Rules of the district court, when not in conflict with any[2] statute, have the effect of law. (State ex rel. Hansen v. District Court, 72 Mont. 245, 233 P. 126; State ex rel.Nissler v. Donlan, 32 Mont. 256, 80 P. 244.)

Section 9326, Revised Codes 1921, provides: "An issue of fact[3] arises in either of the following cases: 1. Upon a denial, contained in the answer, of a material allegation of the complaint; or upon an allegation, contained in the answer, that the defendant has not sufficient knowledge or information to form a *169 belief, with respect to a material allegation of the complaint; 2. Upon a similar denial or allegation, contained in the reply, with respect to a material allegation of the answer; 3. Upon a material allegation of new matter, contained in the answer, not requiring a reply, unless an issue of law is joined thereupon; 4. Upon a material allegation of new matter, contained in the reply, unless an issue of law is joined thereupon." The pertinent portion of section 9330 declares that "the clerk must enter causes upon the calendar of the court according to the date of issue."

The portion of rule 8 of the district court which is here applicable reads as follows: "A calendar to be called the `General Calendar' will be made by the clerk at least ten days before a regular jury term. It shall contain all causes in which issues of fact have been joined and in which all demurrers and motions have been disposed of. No cause will be entered on the General Calendar after such term begins, except by consent of all the parties and the court, and no cause not at issue will be placed on the General Calendar."

Petitioner argues that under the provisions of subdivision 1 of section 9326, supra, an issue of fact arose on the filing of the answer, and therefore the date of issue referred to in section 9330 was the date of the filing of the answer, and thereupon the case became at issue on that date within the real meaning of rule 8.

It is true that in certain circumstances under our system of pleading, when the answer is filed no further pleadings are necessary, and clearly in such a case it would be at issue on the filing of an answer.
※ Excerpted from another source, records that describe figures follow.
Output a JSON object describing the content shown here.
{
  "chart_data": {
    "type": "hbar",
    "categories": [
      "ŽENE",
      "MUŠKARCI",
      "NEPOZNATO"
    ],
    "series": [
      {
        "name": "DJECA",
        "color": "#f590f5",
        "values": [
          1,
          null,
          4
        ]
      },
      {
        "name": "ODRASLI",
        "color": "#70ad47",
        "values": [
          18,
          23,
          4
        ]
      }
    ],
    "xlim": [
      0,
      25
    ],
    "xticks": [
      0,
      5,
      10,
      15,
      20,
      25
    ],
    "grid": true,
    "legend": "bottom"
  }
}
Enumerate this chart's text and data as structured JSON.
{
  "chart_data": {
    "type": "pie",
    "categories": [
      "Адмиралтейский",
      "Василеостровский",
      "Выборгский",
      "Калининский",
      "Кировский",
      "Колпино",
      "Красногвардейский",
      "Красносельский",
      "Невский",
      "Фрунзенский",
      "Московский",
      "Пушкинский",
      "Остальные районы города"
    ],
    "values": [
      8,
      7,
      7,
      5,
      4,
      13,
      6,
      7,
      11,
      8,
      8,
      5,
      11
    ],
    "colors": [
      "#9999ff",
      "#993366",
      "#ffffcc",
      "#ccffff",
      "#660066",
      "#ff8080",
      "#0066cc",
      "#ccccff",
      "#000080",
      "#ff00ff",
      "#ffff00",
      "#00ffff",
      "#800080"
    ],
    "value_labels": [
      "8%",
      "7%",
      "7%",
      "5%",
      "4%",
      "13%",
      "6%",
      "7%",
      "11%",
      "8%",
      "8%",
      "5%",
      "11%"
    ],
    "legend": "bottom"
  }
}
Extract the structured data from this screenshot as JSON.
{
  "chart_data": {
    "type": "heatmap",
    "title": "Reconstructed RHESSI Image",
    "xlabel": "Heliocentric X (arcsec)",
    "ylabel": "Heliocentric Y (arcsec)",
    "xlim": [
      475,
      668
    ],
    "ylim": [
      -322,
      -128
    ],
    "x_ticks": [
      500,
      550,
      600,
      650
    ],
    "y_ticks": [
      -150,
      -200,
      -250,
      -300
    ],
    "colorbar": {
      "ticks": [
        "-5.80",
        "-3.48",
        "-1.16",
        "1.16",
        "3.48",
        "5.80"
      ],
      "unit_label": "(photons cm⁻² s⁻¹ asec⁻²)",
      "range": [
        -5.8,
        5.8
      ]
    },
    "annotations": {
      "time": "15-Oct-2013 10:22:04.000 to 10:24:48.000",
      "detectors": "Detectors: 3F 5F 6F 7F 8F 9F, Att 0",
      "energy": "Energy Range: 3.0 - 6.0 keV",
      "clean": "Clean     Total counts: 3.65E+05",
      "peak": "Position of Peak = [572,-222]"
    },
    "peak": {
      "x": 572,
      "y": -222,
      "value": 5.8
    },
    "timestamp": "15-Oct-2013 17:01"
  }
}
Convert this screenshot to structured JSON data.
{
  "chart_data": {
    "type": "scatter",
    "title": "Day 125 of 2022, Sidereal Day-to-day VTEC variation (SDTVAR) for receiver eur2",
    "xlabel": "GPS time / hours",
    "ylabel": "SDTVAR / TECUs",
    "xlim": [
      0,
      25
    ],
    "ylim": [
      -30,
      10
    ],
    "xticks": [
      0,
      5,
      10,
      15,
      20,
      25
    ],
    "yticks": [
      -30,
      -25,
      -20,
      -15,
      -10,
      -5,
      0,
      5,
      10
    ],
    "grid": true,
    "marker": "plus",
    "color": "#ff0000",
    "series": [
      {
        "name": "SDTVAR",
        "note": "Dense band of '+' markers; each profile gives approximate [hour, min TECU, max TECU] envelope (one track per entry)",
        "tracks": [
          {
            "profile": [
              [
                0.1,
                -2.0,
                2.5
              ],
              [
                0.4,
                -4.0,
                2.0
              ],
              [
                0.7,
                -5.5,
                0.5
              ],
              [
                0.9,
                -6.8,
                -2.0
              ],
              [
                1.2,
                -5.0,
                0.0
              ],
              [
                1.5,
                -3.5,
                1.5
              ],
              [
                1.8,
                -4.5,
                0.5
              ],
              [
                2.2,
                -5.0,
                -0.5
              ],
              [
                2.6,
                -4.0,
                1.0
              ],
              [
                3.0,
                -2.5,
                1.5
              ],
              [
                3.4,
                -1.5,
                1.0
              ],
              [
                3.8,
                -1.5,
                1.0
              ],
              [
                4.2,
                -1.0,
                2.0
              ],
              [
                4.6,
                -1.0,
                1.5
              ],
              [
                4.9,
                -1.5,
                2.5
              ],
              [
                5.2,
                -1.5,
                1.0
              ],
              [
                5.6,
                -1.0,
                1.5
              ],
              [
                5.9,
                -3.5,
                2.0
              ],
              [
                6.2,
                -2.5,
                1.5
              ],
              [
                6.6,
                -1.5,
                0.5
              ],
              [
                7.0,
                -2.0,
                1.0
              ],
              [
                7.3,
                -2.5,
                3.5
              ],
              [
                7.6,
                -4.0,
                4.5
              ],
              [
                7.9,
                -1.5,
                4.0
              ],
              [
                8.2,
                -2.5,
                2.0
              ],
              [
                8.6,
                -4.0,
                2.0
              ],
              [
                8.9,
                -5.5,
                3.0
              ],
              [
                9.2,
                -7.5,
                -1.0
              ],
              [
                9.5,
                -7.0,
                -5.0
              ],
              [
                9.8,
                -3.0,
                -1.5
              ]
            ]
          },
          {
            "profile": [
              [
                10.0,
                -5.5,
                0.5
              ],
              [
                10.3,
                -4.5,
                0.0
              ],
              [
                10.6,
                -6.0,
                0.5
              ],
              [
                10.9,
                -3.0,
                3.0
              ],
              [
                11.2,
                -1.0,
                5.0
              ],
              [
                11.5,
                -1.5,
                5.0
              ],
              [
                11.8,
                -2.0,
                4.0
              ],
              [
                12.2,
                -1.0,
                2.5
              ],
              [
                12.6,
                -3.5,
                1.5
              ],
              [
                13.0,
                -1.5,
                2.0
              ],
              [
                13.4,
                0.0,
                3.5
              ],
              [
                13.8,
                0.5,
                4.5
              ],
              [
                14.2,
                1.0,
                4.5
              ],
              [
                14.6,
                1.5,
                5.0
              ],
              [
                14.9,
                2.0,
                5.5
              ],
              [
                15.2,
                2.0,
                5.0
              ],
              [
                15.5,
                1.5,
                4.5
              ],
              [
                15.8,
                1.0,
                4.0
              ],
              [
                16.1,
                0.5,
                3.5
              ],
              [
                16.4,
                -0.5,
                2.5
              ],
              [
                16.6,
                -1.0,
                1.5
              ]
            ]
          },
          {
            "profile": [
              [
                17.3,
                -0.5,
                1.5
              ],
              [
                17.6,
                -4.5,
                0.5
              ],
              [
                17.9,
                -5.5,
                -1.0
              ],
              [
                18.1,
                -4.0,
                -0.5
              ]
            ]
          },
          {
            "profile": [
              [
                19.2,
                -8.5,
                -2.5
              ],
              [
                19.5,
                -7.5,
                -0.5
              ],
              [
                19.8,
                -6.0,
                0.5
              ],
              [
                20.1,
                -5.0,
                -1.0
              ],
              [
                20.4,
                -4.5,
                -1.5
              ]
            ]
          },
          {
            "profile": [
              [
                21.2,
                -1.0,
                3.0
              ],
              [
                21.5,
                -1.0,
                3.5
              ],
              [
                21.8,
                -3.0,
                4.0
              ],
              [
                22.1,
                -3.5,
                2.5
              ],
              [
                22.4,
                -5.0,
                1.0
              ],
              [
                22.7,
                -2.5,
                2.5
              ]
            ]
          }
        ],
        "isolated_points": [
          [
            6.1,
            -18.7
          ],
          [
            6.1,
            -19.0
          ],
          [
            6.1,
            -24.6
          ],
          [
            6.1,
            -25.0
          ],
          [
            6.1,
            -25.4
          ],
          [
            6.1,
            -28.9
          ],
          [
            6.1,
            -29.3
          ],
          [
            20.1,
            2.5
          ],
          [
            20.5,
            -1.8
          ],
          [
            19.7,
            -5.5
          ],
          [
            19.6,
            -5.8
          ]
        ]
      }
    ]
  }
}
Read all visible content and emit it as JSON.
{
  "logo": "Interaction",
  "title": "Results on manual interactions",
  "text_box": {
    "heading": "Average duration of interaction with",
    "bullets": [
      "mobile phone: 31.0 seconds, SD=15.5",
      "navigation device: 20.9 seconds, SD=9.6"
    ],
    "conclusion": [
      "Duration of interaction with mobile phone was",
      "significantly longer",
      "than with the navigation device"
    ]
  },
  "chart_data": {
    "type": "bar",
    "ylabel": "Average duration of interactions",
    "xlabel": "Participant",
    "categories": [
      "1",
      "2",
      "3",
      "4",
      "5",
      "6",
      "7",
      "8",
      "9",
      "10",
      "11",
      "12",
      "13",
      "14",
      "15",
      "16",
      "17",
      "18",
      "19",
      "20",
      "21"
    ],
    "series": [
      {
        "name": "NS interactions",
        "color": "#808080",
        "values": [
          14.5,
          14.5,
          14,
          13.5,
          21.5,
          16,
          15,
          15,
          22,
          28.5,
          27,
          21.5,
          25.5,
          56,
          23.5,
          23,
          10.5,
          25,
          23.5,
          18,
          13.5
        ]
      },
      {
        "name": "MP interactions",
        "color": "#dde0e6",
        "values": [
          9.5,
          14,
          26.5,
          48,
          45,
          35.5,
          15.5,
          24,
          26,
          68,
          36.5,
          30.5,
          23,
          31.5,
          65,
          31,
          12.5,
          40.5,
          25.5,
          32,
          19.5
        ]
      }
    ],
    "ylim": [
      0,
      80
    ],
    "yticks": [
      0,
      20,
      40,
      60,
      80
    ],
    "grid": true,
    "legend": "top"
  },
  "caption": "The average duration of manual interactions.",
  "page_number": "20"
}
In the case of Roush v. Chester it appears that the answer contains certain affirmative defenses or new matter to which the plaintiff has replied. When the parties to a suit have filed all their pleadings and pleading has ended, the case is at issue. (Andrew Stephens on Pleading, 2d ed., 147; 2 Cooley's Blackstone, 1091; Black's Law Dictionary, 657;Dickerson v. Stoll, 24 N.J.L. 550.)

On the date of the calling of the calendar and on the twelfth[4] day of November, 1935, the opening day of the term of court in Cascade county, plaintiff had not replied to the answer *170 then on file containing affirmative defenses or new matter. The pleading in the case had not ended; it was not at issue. The date of issue had not arrived, and therefore the case was improperly placed on the trial calendar. The trial court properly granted the motion to vacate the setting.

The writ is denied and the proceeding dismissed.

MR. CHIEF JUSTICE SANDS and ASSOCIATE JUSTICES MATTHEWS, STEWART and MORRIS concur.